I’m looking for some links to explain(hopefully in simplistic terms) GoLang’s type system.

I can use GoLang’s type system but I find that I’m guessing at what is possible with GoLang’s type system when I start venturing off the beaten path.

Example: I tried solving a problem(below) that creates lazy fibonacci generator.

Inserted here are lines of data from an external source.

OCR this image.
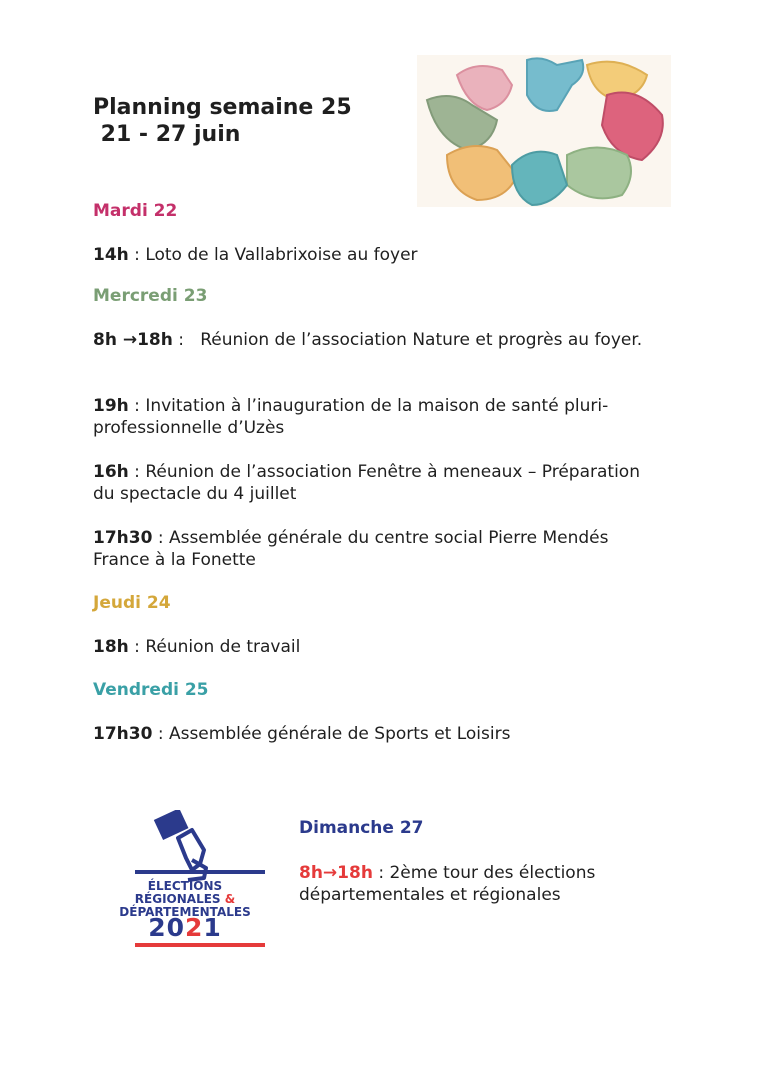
Planning semaine 25
21 - 27 juin
Mardi 22
14h : Loto de la Vallabrixoise au foyer
Mercredi 23
8h →18h :   Réunion de l’association Nature et progrès au foyer.
19h : Invitation à l’inauguration de la maison de santé pluri-professionnelle d’Uzès
16h : Réunion de l’association Fenêtre à meneaux – Préparation du spectacle du 4 juillet
17h30 : Assemblée générale du centre social Pierre Mendés France à la Fonette
Jeudi 24
18h : Réunion de travail
Vendredi 25
17h30 : Assemblée générale de Sports et Loisirs
ÉLECTIONS
RÉGIONALES &
DÉPARTEMENTALES
2021
Dimanche 27
8h→18h : 2ème tour des élections départementales et régionales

Basic fibonacci function(fib)

```
func fib(n uint) uint {
if n == 0 {
return 0
} else if n == 1 {
return 1
} else {
return fib(n-1) + fib(n-2)
}
}
```

Create a type to help with the lazy fibonacci generator function.

`type Func[T any] func() (T, Func[T])//doesn't need to be generic but what the heck!`

The generator function which returns the calculated fibonacci element and a function which returns the next fibonacci element and the generator function for the (next + 1)…etc

```
func cal_fib_elem_and_next(n uint) (uint, Func[uint]) {
return fib(n), Func[uint](func() (uint, Func[uint]) { return cal_fib_elem_and_next(n + 1) })
}
```

Usage.

```
func main() {
n, next_func := cal_fib_elem_and_next(20)
fmt.Printf("elem: %d, %T\n", n, next_func)
n, next_func = next_func()
fmt.Printf("elem: %d, %T\n", n, next_func)
n, next_func = next_func()
fmt.Printf("elem: %d, %T\n", n, next_func)
n, next_func = next_func()
fmt.Printf("elem: %d, %T\n", n, next_func)
}
```

Output:

I arrived at this solution by just trying(guessing) it… I didn’t know(before hand) if GoLang’s type system would handle this.

I find that GoLang’s type system is well documented when you are on the beaten path but as soon as you are off that beaten path… You are on your own.